Scientific classification
- Kingdom: Plantae
- Clade: Embryophytes
- Clade: Tracheophytes
- Clade: Spermatophytes
- Clade: Angiosperms
- Clade: Eudicots
- Clade: Rosids
- Order: Malpighiales
- Family: Violaceae
- Genus: Viola
- Species: V. hispida
- Binomial name: Viola hispida Lam.
- Synonyms: Viola cryana Gill.;

= Viola hispida =

- Genus: Viola (plant)
- Species: hispida
- Authority: Lam.
- Conservation status: CR
- Synonyms: Viola cryana Gill.

Species of flowering plant

Viola hispida is a plant species in the genus Viola. It is endemic in France, and more specifically in the Seine valley. It is known as the Violette de Cry ('violet of Cry', pronounced /fr/, CREE) or Pensée de Cry ('pansy of Cry').

==Description==
This biennial or perennial herb is not higher than 12 cm and has a glabrous stem. The stipule is cut and has an entire central lobe. Like all violets the flowers are zygomorphic. The petals are light violet. The spur is with six to seven millimetres larger than the calyx.

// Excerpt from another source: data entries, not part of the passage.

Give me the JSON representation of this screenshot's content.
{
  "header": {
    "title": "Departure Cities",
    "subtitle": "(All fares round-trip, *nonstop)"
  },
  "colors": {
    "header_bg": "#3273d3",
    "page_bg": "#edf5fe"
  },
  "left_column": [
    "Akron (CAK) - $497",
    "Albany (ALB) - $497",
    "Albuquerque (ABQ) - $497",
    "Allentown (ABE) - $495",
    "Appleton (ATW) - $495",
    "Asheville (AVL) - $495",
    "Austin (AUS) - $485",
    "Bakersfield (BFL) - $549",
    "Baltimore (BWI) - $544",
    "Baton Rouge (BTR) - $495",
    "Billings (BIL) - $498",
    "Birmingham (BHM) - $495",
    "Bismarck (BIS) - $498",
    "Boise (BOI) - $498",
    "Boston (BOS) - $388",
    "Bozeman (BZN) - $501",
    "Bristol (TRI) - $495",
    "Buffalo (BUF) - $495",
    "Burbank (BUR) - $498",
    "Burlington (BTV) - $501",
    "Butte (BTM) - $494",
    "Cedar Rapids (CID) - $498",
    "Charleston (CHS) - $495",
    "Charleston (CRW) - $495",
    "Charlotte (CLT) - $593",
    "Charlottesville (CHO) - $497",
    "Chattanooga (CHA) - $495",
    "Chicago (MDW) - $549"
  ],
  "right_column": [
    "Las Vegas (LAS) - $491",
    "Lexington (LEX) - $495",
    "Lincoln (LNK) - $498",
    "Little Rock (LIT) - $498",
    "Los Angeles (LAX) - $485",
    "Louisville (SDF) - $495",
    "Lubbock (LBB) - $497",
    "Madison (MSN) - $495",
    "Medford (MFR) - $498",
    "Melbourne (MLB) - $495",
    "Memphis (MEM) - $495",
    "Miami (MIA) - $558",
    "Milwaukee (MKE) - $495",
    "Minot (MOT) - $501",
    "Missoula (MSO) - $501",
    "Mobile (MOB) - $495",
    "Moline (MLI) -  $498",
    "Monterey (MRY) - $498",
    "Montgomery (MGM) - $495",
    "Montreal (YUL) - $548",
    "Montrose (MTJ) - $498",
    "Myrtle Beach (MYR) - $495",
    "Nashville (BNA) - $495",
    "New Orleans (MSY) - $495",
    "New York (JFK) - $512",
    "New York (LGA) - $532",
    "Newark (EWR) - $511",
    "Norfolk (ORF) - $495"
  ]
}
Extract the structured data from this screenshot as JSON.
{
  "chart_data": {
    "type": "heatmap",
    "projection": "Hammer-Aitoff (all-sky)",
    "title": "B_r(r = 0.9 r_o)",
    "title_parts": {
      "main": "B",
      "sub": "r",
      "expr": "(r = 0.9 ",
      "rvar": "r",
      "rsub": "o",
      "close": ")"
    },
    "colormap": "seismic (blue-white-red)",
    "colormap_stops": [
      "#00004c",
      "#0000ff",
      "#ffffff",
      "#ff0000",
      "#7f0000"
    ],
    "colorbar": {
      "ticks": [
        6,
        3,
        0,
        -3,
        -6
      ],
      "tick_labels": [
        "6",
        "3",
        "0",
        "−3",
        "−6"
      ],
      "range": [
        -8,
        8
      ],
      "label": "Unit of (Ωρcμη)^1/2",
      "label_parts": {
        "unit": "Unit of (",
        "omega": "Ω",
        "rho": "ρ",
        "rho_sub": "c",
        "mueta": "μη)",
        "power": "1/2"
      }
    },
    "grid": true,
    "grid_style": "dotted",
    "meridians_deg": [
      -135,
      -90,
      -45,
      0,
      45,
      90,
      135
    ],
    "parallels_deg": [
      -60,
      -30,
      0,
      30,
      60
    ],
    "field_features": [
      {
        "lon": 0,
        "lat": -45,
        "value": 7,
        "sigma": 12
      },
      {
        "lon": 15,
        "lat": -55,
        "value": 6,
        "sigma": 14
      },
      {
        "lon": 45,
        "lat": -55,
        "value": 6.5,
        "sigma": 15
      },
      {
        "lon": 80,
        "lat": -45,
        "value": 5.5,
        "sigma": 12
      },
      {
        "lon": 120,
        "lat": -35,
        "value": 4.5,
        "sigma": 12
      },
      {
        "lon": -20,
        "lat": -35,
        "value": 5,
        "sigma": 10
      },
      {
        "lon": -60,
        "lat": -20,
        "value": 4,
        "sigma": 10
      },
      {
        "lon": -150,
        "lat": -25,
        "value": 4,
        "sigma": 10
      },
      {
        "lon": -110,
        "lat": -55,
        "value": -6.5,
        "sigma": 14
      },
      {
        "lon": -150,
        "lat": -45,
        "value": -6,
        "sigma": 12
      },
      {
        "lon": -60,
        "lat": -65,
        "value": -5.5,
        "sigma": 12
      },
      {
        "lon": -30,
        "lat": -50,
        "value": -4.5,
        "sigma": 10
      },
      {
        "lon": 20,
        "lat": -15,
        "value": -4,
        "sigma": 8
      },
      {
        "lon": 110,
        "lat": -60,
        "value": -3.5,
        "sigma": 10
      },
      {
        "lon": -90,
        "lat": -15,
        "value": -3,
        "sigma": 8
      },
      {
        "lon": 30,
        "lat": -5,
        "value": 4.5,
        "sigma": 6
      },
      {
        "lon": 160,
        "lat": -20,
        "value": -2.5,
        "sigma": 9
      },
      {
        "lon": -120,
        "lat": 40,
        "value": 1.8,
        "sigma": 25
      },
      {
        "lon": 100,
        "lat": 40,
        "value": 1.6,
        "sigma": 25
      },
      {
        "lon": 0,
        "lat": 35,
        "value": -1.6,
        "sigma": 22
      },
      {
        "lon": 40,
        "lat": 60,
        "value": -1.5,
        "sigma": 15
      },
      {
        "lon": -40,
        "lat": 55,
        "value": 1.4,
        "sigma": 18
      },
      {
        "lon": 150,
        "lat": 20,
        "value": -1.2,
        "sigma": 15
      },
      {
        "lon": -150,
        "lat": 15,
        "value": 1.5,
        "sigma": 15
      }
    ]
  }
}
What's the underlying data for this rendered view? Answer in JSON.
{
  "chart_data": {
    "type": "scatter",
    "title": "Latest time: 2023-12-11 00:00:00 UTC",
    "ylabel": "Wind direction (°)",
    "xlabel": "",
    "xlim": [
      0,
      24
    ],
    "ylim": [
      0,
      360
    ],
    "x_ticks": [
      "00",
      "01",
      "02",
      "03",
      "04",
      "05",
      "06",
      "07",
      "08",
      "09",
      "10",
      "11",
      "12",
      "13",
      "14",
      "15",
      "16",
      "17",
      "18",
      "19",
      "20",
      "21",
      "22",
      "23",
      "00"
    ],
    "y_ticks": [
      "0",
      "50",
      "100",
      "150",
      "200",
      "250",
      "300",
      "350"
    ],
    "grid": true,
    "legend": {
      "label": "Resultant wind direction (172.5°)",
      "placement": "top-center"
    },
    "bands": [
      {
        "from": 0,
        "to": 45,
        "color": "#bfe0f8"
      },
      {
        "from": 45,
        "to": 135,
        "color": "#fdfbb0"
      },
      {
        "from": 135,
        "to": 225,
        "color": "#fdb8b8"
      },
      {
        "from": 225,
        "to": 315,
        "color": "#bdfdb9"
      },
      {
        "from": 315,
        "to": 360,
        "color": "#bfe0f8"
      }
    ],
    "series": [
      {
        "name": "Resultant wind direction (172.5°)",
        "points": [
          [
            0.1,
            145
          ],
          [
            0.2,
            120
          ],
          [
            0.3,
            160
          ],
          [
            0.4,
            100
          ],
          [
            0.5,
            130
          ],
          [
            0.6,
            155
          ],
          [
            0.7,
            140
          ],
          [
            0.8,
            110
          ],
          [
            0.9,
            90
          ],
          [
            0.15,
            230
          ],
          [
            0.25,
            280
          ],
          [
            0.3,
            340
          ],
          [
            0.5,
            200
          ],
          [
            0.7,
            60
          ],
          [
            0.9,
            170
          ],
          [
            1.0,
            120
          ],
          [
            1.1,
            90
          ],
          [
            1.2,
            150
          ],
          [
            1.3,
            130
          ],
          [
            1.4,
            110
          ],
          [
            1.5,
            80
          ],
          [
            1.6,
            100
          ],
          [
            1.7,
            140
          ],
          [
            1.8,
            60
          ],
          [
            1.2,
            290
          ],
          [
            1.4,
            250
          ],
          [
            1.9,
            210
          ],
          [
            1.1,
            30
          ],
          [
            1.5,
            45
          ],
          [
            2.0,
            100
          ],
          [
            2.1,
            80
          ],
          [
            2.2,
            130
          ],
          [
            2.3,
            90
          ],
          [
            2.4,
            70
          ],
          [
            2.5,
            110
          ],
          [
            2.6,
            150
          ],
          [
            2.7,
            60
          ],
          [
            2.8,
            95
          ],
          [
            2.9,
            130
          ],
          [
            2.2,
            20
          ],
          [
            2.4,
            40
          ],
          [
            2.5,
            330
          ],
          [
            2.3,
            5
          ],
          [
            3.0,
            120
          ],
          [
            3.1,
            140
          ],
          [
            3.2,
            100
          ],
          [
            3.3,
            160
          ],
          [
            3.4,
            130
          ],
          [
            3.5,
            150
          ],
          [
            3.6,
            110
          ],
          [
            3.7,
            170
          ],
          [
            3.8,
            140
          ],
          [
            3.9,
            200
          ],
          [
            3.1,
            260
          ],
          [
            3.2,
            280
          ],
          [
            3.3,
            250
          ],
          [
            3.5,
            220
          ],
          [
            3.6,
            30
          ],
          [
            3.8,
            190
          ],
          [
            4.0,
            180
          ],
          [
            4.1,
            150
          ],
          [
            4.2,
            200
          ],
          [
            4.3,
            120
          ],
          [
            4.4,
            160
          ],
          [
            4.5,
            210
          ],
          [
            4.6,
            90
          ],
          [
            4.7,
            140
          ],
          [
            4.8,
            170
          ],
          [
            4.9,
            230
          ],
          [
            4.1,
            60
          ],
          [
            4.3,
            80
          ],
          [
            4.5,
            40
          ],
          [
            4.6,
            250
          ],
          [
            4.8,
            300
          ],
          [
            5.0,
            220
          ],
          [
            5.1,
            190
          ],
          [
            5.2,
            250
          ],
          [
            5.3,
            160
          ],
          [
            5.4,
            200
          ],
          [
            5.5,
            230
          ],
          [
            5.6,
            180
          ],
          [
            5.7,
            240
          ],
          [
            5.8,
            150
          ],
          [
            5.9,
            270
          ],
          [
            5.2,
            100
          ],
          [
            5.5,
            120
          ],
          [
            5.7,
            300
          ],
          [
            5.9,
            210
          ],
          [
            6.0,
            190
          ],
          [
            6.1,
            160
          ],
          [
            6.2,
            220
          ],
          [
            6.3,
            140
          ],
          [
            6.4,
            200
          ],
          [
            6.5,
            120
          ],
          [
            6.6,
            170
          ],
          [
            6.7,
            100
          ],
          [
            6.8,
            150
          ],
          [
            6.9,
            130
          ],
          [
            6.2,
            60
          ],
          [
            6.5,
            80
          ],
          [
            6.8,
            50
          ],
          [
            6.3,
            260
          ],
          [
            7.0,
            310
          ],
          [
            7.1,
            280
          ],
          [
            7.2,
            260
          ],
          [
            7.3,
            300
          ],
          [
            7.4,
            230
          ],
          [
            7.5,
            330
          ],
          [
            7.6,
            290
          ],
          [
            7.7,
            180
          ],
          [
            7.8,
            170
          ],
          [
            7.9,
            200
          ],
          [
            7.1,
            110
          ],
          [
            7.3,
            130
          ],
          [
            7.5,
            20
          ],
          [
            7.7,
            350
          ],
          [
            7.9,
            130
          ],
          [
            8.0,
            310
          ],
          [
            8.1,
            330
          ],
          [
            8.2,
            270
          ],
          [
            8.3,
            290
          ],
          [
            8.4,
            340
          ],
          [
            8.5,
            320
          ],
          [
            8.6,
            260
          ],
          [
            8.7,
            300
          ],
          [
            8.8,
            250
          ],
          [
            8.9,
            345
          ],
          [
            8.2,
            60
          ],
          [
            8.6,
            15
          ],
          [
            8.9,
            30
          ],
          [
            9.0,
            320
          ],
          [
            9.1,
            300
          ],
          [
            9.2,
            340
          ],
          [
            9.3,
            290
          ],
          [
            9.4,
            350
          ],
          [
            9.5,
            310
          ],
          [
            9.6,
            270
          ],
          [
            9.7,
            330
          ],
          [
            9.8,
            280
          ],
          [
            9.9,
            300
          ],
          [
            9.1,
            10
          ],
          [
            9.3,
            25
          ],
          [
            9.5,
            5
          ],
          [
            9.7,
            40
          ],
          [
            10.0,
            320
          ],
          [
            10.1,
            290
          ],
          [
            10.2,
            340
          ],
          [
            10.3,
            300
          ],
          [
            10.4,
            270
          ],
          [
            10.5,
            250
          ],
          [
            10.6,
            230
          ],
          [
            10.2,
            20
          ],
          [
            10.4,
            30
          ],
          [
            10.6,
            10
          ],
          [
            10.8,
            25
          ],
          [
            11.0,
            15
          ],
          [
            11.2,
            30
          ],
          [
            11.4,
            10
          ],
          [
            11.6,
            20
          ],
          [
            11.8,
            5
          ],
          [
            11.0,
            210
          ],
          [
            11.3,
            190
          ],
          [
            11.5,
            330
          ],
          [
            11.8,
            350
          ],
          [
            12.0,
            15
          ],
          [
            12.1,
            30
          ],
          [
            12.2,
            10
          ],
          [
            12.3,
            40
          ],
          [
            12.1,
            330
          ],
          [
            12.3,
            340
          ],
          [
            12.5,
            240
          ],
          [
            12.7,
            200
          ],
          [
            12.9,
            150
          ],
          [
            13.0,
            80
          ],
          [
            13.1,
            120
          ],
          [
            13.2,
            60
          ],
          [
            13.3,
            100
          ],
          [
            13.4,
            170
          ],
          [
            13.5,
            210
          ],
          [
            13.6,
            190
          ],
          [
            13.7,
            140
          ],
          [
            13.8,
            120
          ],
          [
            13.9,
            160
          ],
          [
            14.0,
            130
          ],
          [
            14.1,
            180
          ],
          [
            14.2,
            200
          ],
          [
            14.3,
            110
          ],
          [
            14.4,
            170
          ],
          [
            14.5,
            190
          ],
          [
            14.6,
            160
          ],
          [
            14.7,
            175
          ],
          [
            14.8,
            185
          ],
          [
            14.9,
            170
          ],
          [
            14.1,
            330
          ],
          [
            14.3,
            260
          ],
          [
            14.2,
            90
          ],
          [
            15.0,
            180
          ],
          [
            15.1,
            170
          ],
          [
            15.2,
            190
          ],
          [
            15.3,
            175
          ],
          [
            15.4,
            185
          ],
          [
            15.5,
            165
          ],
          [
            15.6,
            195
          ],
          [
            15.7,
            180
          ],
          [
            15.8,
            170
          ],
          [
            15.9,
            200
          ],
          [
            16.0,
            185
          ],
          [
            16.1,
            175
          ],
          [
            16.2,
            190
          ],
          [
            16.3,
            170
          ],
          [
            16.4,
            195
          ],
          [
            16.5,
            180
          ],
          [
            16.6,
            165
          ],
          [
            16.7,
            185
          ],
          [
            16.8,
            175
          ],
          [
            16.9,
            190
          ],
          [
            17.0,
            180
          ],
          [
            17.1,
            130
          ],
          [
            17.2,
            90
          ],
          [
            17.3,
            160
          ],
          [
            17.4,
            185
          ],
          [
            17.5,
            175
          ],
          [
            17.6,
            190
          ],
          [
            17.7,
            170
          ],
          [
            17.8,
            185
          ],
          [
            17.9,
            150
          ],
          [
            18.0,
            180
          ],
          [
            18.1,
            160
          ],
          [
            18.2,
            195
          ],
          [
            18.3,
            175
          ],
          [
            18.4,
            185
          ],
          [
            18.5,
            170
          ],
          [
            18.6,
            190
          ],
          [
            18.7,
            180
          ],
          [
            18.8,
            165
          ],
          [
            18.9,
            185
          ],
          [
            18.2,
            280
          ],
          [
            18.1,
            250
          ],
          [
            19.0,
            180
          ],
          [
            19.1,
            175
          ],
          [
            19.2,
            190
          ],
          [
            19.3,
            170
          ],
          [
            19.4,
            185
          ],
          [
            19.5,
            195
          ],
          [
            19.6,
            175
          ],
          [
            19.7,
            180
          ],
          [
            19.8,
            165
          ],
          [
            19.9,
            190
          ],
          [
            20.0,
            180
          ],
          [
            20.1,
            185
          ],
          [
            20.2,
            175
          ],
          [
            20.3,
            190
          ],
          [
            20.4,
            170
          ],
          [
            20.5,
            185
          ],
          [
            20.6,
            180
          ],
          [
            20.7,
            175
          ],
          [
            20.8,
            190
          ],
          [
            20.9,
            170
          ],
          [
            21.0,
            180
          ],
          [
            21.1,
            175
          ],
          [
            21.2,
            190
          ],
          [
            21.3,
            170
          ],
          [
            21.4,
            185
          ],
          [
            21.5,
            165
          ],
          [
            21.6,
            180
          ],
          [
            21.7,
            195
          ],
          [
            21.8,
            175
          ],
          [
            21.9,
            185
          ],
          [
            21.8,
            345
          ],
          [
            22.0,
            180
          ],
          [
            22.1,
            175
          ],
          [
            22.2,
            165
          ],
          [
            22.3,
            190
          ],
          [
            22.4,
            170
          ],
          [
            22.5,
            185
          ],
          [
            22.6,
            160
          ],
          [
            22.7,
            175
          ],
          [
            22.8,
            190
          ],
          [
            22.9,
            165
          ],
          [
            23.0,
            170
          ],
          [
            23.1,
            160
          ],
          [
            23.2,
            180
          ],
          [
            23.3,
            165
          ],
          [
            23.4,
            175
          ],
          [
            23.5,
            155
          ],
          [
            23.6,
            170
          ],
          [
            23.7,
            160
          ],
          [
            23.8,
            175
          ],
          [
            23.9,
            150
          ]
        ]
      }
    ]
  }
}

The flowering period is from May to June.

Viola cryana was a population described in 1878 by François-Xavier Gillot as an independent species, from a single locality in the French Department Yonne first reported in 1860. This collection was made on small limestone outcrops in the region of Cry southeast of Tonnerre, and accessions of this form remained in cultivation for some time. It is now no longer extant; the population at this location disappeared by 1930.

==Ecology==
It is a species restricted in habitat to calcite-rich, rocky areas, and it is restricted in distribution to the valleys of the Seine and Andelle Rivers.

==Conservation==
It is critically endangered. The number of individuals is declining and there are extreme fluctuations in the population.